Bonjour
Si des centaines de véhicules roulent d'ores et déjà dans le monde
grâce à une pile à combustible, cette technologie ne s'imposera pas tant
qu'elle restera aussi chère et que les gouvernements ne feront pas une
priorité de la lutte contre le réchauffement de l'atmosphère, a estimé
jeudi l'Agence internationale de l'Energie (AIE).
"Les gouvernements doivent adopter des politiques volontaristes pour
réduire les émissions de gaz carbonique. Il faut aussi réduire drastiquement le coût de ces technologies. Si ces deux conditions ne sont pas remplies, il sera très difficile aux piles à combustibles d'atteindre la
masse critique nécessaire pour décoller commercialement", a estimé
Giorgo Simbolotti, l'un des auteurs d'un rapport consacré par l'AIE à cette
technologie "propre".
Dans l'hypothèse la plus favorable, les véhicules mus par une pile à
combustible à l'hydrogène pourraient être commercialisés à partir de 2025 et représenteraient 30% du parc automobile en 2050, soit 700 millions de véhicules. La consommation mondiale de pétrole en serait ainsi réduite de 13%.

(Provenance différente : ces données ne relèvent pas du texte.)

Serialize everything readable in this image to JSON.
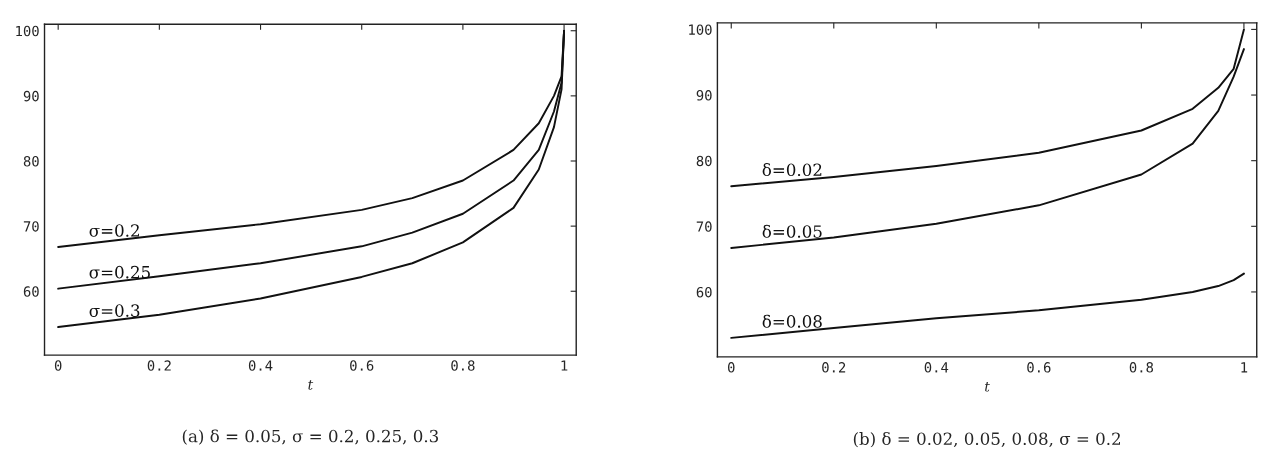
{
  "chart_data": [
    {
      "type": "line",
      "title": "(a) δ = 0.05, σ = 0.2, 0.25, 0.3",
      "xlabel": "t",
      "x": [
        0,
        0.2,
        0.4,
        0.6,
        0.7,
        0.8,
        0.9,
        0.95,
        0.98,
        0.995,
        1
      ],
      "series": [
        {
          "name": "σ=0.2",
          "color": "#111111",
          "values": [
            66.8,
            68.6,
            70.3,
            72.5,
            74.3,
            77.0,
            81.7,
            85.8,
            90.0,
            93.0,
            100
          ]
        },
        {
          "name": "σ=0.25",
          "color": "#111111",
          "values": [
            60.4,
            62.3,
            64.3,
            66.9,
            69.0,
            71.9,
            77.0,
            81.7,
            87.6,
            92.0,
            100
          ]
        },
        {
          "name": "σ=0.3",
          "color": "#111111",
          "values": [
            54.5,
            56.4,
            58.9,
            62.2,
            64.3,
            67.5,
            72.8,
            78.7,
            85.2,
            91.0,
            100
          ]
        }
      ],
      "xlim": [
        -0.027,
        1.024
      ],
      "ylim": [
        50.2,
        101
      ],
      "xticks": [
        0,
        {
          "value": 0.2,
          "label": "0.2"
        },
        {
          "value": 0.4,
          "label": "0.4"
        },
        {
          "value": 0.6,
          "label": "0.6"
        },
        {
          "value": 0.8,
          "label": "0.8"
        },
        1
      ],
      "yticks": [
        60,
        70,
        80,
        90,
        100
      ],
      "grid": false,
      "legend": false
    },
    {
      "type": "line",
      "title": "(b) δ = 0.02, 0.05, 0.08, σ = 0.2",
      "xlabel": "t",
      "x": [
        0,
        0.2,
        0.4,
        0.6,
        0.8,
        0.9,
        0.95,
        0.98,
        1
      ],
      "series": [
        {
          "name": "δ=0.02",
          "color": "#111111",
          "values": [
            76.1,
            77.5,
            79.2,
            81.2,
            84.6,
            87.9,
            91.1,
            94.0,
            100
          ]
        },
        {
          "name": "δ=0.05",
          "color": "#111111",
          "values": [
            66.7,
            68.3,
            70.4,
            73.2,
            77.9,
            82.6,
            87.6,
            92.8,
            97
          ]
        },
        {
          "name": "δ=0.08",
          "color": "#111111",
          "values": [
            53.0,
            54.5,
            56.0,
            57.2,
            58.8,
            60.0,
            60.9,
            61.8,
            62.8
          ]
        }
      ],
      "xlim": [
        -0.027,
        1.025
      ],
      "ylim": [
        50.1,
        101
      ],
      "xticks": [
        0,
        {
          "value": 0.2,
          "label": "0.2"
        },
        {
          "value": 0.4,
          "label": "0.4"
        },
        {
          "value": 0.6,
          "label": "0.6"
        },
        {
          "value": 0.8,
          "label": "0.8"
        },
        1
      ],
      "yticks": [
        60,
        70,
        80,
        90,
        100
      ],
      "grid": false,
      "legend": false
    }
  ]
}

Avec l'apport d'autres technologies nouvelles, un tel développement du
parc mondial de ce type de véhicule permettrait de diminuer de moitié
d'ici 2050 les émissions de gaz carbonique, principal fautif du
réchauffement de la planète, pronostique l'agence, qui présentera ses
conclusions la semaine prochaine au sommet sur le climat de Montréal.
La pile à combustible, dont le principe est connu depuis la fin du
XIXème siècle, produit simultanément de l'électricité et de la chaleur à
partir d'une réaction chimique entre l'oxygène de l'air et l'hydrogène.
Cette technologie offre un excellent rendement énergétique et a un
impact réduit sur l'environnement, car elle ne produit ni suies, ni gaz
polluants.
Mais elle très chère. Une pile à combustible coûte actuellement 2.000
dollars par kilowatt d'énergie produite. Il faudrait ramener ce coût à
100/200 USD pour engager une production de masse, tout en sachant que le coût des moteurs actuels de voiture est de l'ordre de 50 USD par
kilowatt.
"L'opinion publique a aussi beaucoup d'idées fausses" sur l'hydrogène,
a souligné devant la presse le directeur exécutif de l'AIE Claude
Mandil.
"La principale est que l'on ne peut pas extraire l'hydrogène d'un
puits, comme le pétrole". Or, "l'hydrogène, comme l'électricité, il faut le
fabriquer", notamment à partir du très polluant charbon. Une
utilisation accrue de l'hydrogène impliquera d'améliorer les techniques de
capture et de stockage du gaz carbonique dégagé lors de sa fabrication, a
rappelé M. Mandil.
L'AIE estime qu'il faut diviser de trois à dix fois le coût de revient
actuel de l'hydrogène, actuellement de l'ordre de 50 dollars par
gigajoule (soit l'équivalent de 8 kilogrammes d'hydrogène), pour que les
voitures à pile à combustible puissent être compétitives. Il faudrait y
ajouter 1 à 2 USD/Gj pour refléter le coût des pipelines d'acheminement, 7 à 10 USD/Gj pour les installations de cryogénisation et de 3 à 6 USD/Gj
pour les stations-services.
Les voitures seront également difficiles à construire à des prix
compétitifs, car l'hydrogène est un gaz très peu dense. Pour le stocker, il
faut donc le comprimer très fort (jusqu'à 700 fois la pression
atmosphérique) ou le geler à -253° C. Les technologies existent mais leur coût est très élevé, y compris du point de vue énergétique, puisque jusqu'à 60% de l'énergie de l'hydrogène embarqué dans une voiture pourrait être consommé dans son stockage.
Pour l'AIE, le développement de la pile à combustible rendra nécessaire
dans le demi-siècle des investissements additionnels pouvant atteindre
1.000 milliards de dollars dans les pipelines de transport, 700 mds USD
dans les stations-services et 2.300 milliards de dollars dans les
véhicules.
Une somme colossale, à comparer toutefois aux 16.000 milliards de
dollars que la planète devra investir dans l'énergie d'ici 2030.